Here is your sacrament
Take. Eat. this is my body
this is real milk, thin, sweet, bluish,
which I give for the life of the world…
Here is your bread of life.
Here is the blood by which you live in me.”--Robin Morgan (in Life Prayers, p. 148)

All religion is about the mystery of creation. If the mystery of birth is the origin of religion, it is women that we must look for the phenomenon that first made her aware of the unseen power…Women’s awe at her capacity to create life is the basis of mystery. Earliest religious images show pregnancy, rather than birth and nurturing, as the numinous or magical state” (Monica Sjoo and Barbara Mor, The Great Cosmic Mother, p. 71)

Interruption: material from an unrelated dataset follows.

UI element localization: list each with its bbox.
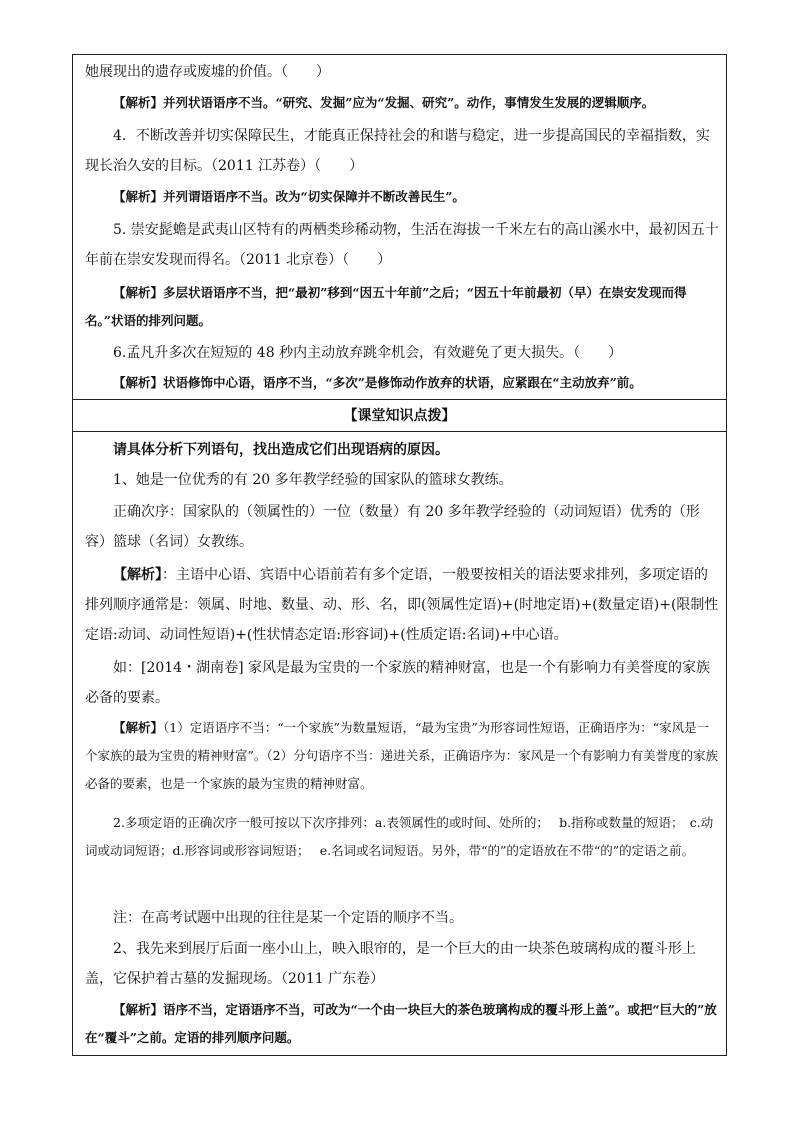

I am working on a thesis project about birth as a spiritual experience. As I collect my resources, the quotes above keep running through my head. Birth as the original sacrament. Breastfeeding as the original communion. Blood of my blood, flesh of my flesh, bone of my bone, women transmute blood into breath, into being, into life for others.

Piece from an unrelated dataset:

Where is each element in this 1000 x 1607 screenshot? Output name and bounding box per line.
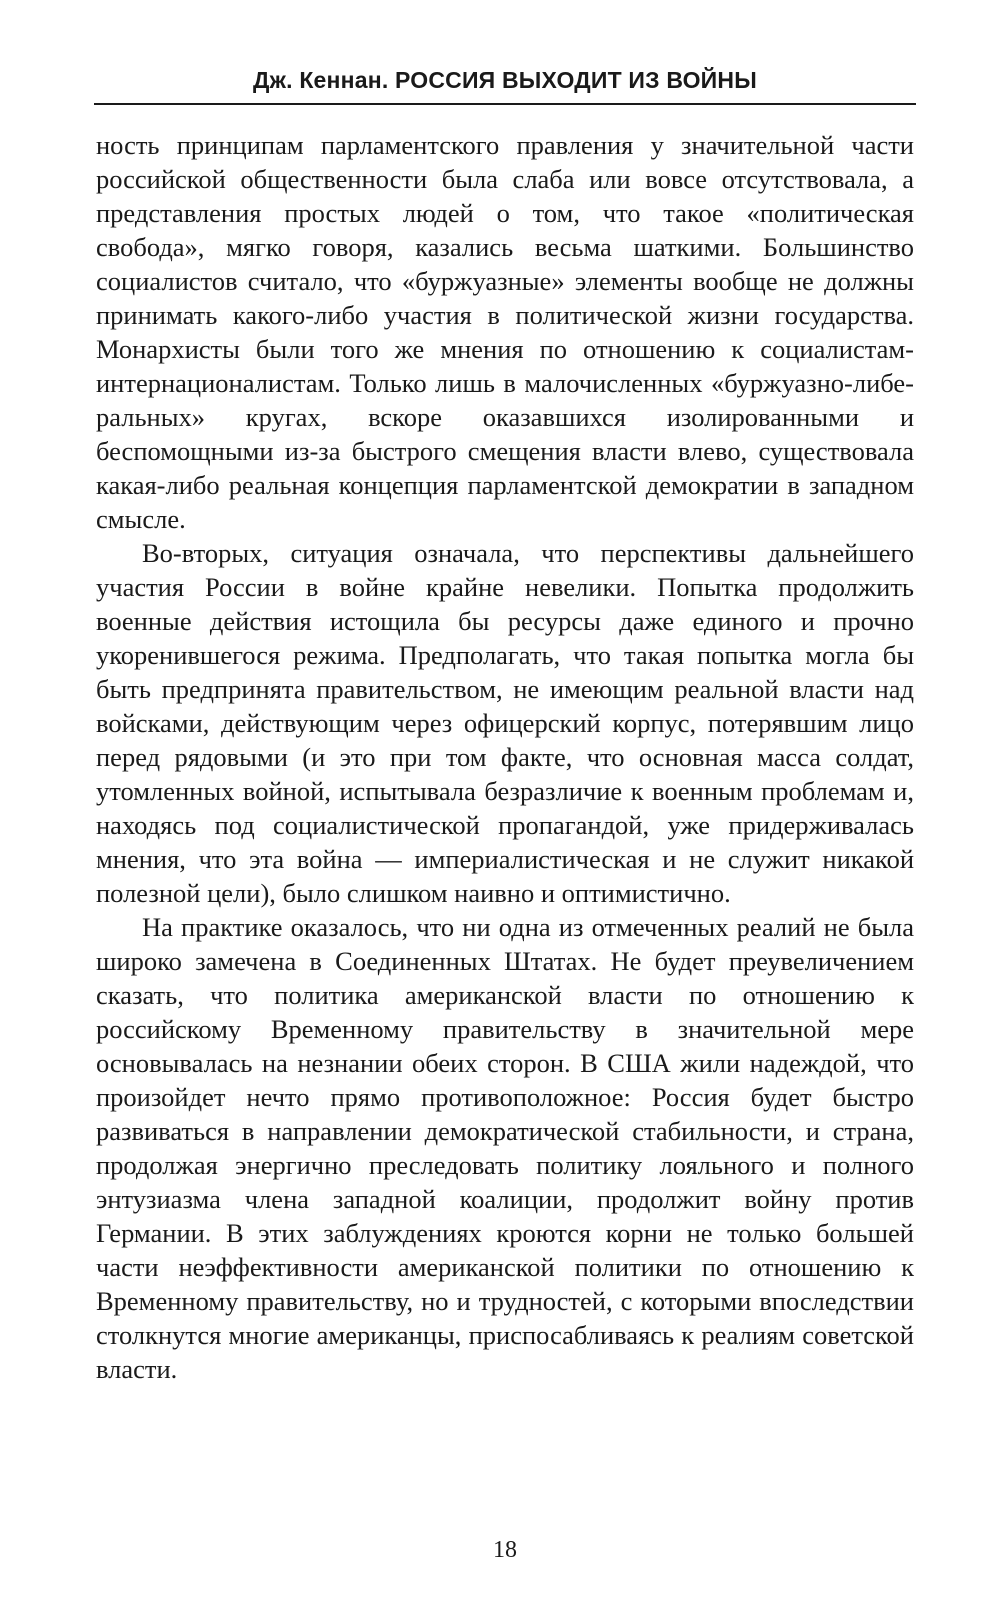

Abrahamic theology in its root mythology, sets up the male body as "normal" as well neatly includes the notion that there is a divine hierarchy in which men are above women in value, role, and power. It also twists reality, by asserting that women come from men’s bodies, rather than the other way around. This inversion didn’t begin with Christianity, it has roots in more ancient mythology as well. Connected to the conversion of women’s natural creative, divine-like powers of the womb into the originators of sin and corruption, we readily see the deliberate inversion of the womb of the Goddess into the head of the father in the gulping down of Metis by Zeus and the subsequent birth of Athena from his head. Patriarchal creation myths rely heavily on biologically non-normative masculine creation imagery. I really appreciated the brief note from Sjoo in The Great Cosmic Mother that, “In later Hindu mysticism the egg is identified as male generative energy. Whenever you come upon something like this, stop and ponder. If it is absurdly inorganic—male gods ‘brooding on the waters’ or ‘laying eggs’—then you know you are in the presence of an original Goddess cosmology stolen and displaced by later patriarchal scribes” (p. 56).